Who could be more oppressive than the landlords? If you look at the way in which they treat their miserable tenants, you will find them more savage than barbarians. They lay intolerable and continual imposts upon men who are weakened with hunger and toil throughout their lives, and they put upon them the burden of oppressive services. … They make them work all through the winter in cold and rain, they deprive them of sleep, and send them home with empty hands….

The tortures and beatings, the exactions and ruthless demands for services, which such men suffer from agents are worse than hunger. Who could recount the ways in which these agents use them for profit and then cheat them? Their labor turns the agent’s olive-press; but they receive not a scrap of the produce which they are compelled illegally to bottle for the agents, and they get only a tiny sum for their work.51

Congregations like to be scolded, but not to be reformed.
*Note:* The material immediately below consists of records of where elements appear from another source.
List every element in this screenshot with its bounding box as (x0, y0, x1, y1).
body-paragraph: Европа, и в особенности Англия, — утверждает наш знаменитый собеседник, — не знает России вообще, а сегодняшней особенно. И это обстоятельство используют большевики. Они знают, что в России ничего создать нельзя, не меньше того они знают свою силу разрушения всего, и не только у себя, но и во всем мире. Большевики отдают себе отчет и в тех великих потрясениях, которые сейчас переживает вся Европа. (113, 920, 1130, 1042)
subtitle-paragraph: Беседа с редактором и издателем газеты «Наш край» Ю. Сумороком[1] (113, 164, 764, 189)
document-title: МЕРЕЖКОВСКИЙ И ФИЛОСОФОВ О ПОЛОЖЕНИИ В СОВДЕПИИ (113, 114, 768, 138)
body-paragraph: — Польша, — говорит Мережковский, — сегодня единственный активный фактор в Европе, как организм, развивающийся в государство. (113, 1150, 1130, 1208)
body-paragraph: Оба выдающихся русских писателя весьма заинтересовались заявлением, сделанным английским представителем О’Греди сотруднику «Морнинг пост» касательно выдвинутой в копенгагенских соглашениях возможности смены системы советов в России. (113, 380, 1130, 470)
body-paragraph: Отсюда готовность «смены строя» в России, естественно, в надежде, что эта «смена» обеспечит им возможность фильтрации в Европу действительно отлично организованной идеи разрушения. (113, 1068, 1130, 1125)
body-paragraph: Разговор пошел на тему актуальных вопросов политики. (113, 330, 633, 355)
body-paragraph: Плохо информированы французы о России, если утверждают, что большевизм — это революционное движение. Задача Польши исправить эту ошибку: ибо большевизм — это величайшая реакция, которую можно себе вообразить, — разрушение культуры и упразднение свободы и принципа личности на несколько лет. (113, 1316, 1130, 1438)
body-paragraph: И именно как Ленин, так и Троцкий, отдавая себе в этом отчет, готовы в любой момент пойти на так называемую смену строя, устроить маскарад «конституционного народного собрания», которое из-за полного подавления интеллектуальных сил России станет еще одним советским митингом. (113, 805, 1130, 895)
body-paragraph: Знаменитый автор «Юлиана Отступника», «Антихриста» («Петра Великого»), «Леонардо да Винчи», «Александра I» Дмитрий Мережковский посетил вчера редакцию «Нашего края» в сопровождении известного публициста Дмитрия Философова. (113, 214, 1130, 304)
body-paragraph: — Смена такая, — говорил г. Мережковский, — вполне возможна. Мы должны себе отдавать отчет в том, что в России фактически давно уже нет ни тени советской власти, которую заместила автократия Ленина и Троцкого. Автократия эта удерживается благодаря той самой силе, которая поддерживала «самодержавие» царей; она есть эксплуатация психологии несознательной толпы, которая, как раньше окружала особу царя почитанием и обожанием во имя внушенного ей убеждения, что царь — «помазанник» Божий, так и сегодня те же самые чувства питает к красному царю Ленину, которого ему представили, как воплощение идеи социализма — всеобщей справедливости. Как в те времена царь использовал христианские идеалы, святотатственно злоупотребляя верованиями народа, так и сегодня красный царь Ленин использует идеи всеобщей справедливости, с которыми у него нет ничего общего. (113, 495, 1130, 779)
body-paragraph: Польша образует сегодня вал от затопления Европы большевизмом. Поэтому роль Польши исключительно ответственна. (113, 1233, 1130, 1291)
The women persisted in their perfumes, the wealthy in their banquets, the clergy in their female domestics, the theaters in their revelations; and soon every group in the city except the powerless poor was against the man with the golden mouth. The Empress Eudoxia, wife of Arcadius, was leading the gay set of the capital in luxurious living. She interpreted one of John’s sermons as alluding to her, and she demanded of her weakling husband that he call a synod to try the patriarch. In 403 a council of Eastern bishops met at Chalcedon. John refused to appear, on the ground that he should not be tried by his enemies. The council deposed him, and he went quietly into exile; but so great a clamor of protest rose from the people that the frightened Emperor recalled him to his see. A few months later he was again denouncing the upper classes, and made some critical comments on a statue of the Empress. Eudoxia once more demanded his expulsion; and Theophilus of Alexandria, always ready to weaken a rival see, reminded Arcadius that the Chalcedon decree of deposition still stood, and could be enforced. Soldiers were sent to seize Chrysostom; he was conveyed across the Bosporus, and banished to a village in Armenia (404). When his faithful followers heard the news they broke out in wild insurrection; and in the tumult St. Sophia and the near-by Senate house were set on fire. From his exile Chrysostom sent letters of appeal to Honorius and the bishop of Rome. Arcadius ordered him removed to the remote desert of Pityus in Pontus. On the way the exhausted prelate died at Comana, in the sixty-second year of his age (407). From that time to this, with brief intermissions, the Eastern Church has remained the servant of the state.